The working directory is a common concept across virtually all operating systems and program languages etc. It's the directory in which your program is running. This is usually (but not always, there are ways to change it) the directory the application is in.
Relative paths are ones that start without a drive specifier. So in linux they don't start with a /, in windows they don't start with a C:\, etc. These always start from your working directory.
Absolute paths are the ones that start with a drive (or machine for network paths) specifier. They always go from the start of that drive.
Relative paths can be best understood if you know how Java runs the program.
There is a concept of working directory when running programs in Java. Assuming you have a class, say, FileHelper that does the IO under
/User/home/Desktop/projectRoot/src/topLevelPackage/.
Depending on the case where you invoke java to run the program, you will have different working directory. If you run your program from within and IDE, it will most probably be projectRoot.
In this case $ projectRoot/src : java topLevelPackage.FileHelper it will be src.
In this case $ projectRoot : java -cp src topLevelPackage.FileHelper it will be projectRoot.
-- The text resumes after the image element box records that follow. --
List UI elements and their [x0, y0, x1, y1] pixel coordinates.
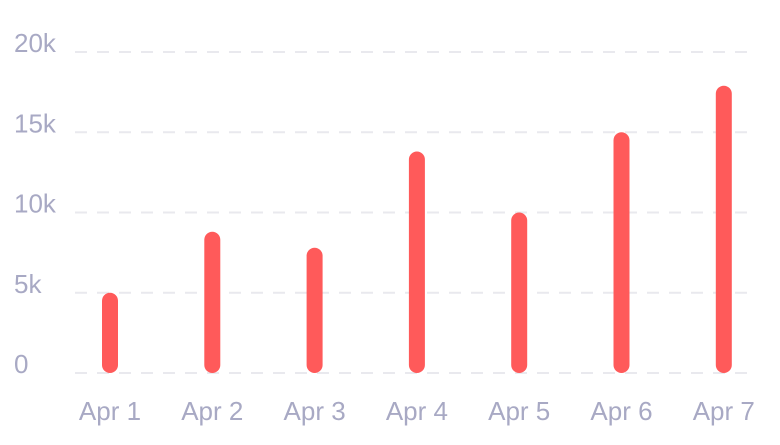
y-tick-label: 20k [14, 28, 57, 58]
x-tick-label: Apr 6 [590, 396, 652, 426]
y-tick-label: 15k [14, 108, 57, 138]
x-tick-label: Apr 2 [181, 396, 243, 426]
y-tick-label: 5k [14, 269, 42, 299]
y-tick-label: 10k [14, 189, 57, 219]
x-tick-label: Apr 7 [693, 396, 755, 426]
x-tick-label: Apr 4 [386, 396, 448, 426]
y-tick-label: 0 [14, 349, 28, 379]
x-axis-ticks: Apr 1 Apr 2 Apr 3 Apr 4 Apr 5 Apr 6 Apr 7 [79, 396, 755, 426]
y-axis-ticks: 0 5k 10k 15k 20k [14, 28, 57, 379]
bars [102, 85, 732, 373]
x-tick-label: Apr 5 [488, 396, 550, 426]
x-tick-label: Apr 3 [284, 396, 346, 426]
x-tick-label: Apr 1 [79, 396, 141, 426]
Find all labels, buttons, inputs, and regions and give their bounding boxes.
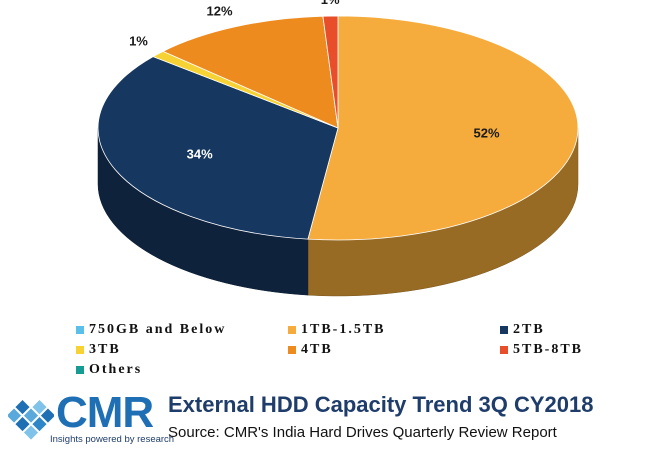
data-label-1tb-1-5tb: 52% (473, 125, 499, 140)
legend-item-others: Others (76, 362, 142, 378)
legend-item-5tb-8tb: 5TB-8TB (500, 342, 583, 358)
legend-swatch (76, 326, 84, 334)
legend-item-750gb: 750GB and Below (76, 322, 226, 338)
cube-cluster-icon (8, 400, 54, 440)
legend-item-3tb: 3TB (76, 342, 121, 358)
legend-label: 750GB and Below (89, 322, 227, 337)
data-label-4tb: 12% (207, 4, 233, 19)
legend-swatch (76, 366, 84, 374)
legend-item-1tb-1-5tb: 1TB-1.5TB (288, 322, 386, 338)
legend-swatch (288, 346, 296, 354)
pie-slice-5tb-8tb (322, 15, 339, 129)
data-label-5tb-8tb: 1% (321, 0, 340, 7)
pie-labels: 52% 34% 1% 12% 1% (129, 0, 500, 162)
pie-slice-2tb (97, 56, 339, 240)
pie-tops (97, 15, 579, 241)
data-label-2tb: 34% (187, 147, 213, 162)
legend-swatch (288, 326, 296, 334)
legend-swatch (76, 346, 84, 354)
legend-label: Others (89, 362, 143, 377)
cmr-logo: CMR Insights powered by research (8, 388, 174, 448)
legend-swatch (500, 346, 508, 354)
legend-item-4tb: 4TB (288, 342, 333, 358)
logo-tagline: Insights powered by research (50, 434, 175, 445)
legend-swatch (500, 326, 508, 334)
pie-slice-1tb-1-5tb (307, 15, 579, 241)
data-label-3tb: 1% (129, 33, 148, 48)
legend-item-2tb: 2TB (500, 322, 545, 338)
legend-label: 1TB-1.5TB (301, 322, 386, 337)
chart-source: Source: CMR's India Hard Drives Quarterl… (168, 424, 557, 441)
legend-label: 4TB (301, 342, 333, 357)
logo-text: CMR (56, 388, 154, 437)
pie-slice-4tb (162, 15, 339, 129)
legend-label: 2TB (513, 322, 545, 337)
pie-chart: 52% 34% 1% 12% 1% (97, 0, 579, 297)
legend-label: 3TB (89, 342, 121, 357)
chart-title: External HDD Capacity Trend 3Q CY2018 (168, 392, 594, 417)
footer: CMR Insights powered by research Externa… (0, 388, 659, 452)
legend-label: 5TB-8TB (513, 342, 584, 357)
In this case $ /User/home/Desktop : java -cp ./projectRoot/src topLevelPackage.FileHelper it will be Desktop.
(Assuming $ is your command prompt with standard Unix-like FileSystem. Similar correspondence/parallels with Windows system)
So, your relative path root (.) resolves to your working directory. Thus to be better sure of where to write files, it's said to consider below approach.
package topLevelPackage
import java.io.File;
import java.nio.file.Path;
import java.nio.file.Paths;
public class FileHelper {
// Not full implementation, just barebone stub for path
public void createLocalFile() {
// Explicitly get hold of working directory
String workingDir = System.getProperty("user.dir");
Path filePath = Paths.get(workingDir+File.separator+"sampleFile.txt");
// In case we need specific path, traverse that path, rather using . or ..
Path pathToProjectRoot = Paths.get(System.getProperty("user.home"), "Desktop", "projectRoot");
System.out.println(filePath);
System.out.println(pathToProjectRoot);
}
}
Hope this helps.
On windows and Netbeans you can set the relative path as:
new FileReader("src\\PACKAGE_NAME\\FILENAME");
On Linux and Netbeans you can set the relative path as:
new FileReader("src/PACKAGE_NAME/FILENAME");
If you have your code inside Source Packages
I do not know if it is the same for eclipse or other IDE
Only slightly related to the question, but try to wrap your head around this one. So un-intuitive:
import java.nio.file.*;
class Main {
public static void main(String[] args) {
Path p1 = Paths.get("/personal/./photos/./readme.txt");
Path p2 = Paths.get("/personal/index.html");
Path p3 = p1.relativize(p2);
System.out.println(p3); //prints ../../../../index.html !!
}
}
I went off of peter.petrov's answer but let me explain where you make the file edits to change it to a relative path.
Simply edit "AXLAPIService.java" and change
url = new URL("file:C:users..../schema/current/AXLAPI.wsdl");
to
url = new URL("file:./schema/current/AXLAPI.wsdl");
or where ever you want to store it.
You can still work on packaging the wsdl file into the meta-inf folder in the jar but this was the simplest way to get it working for me.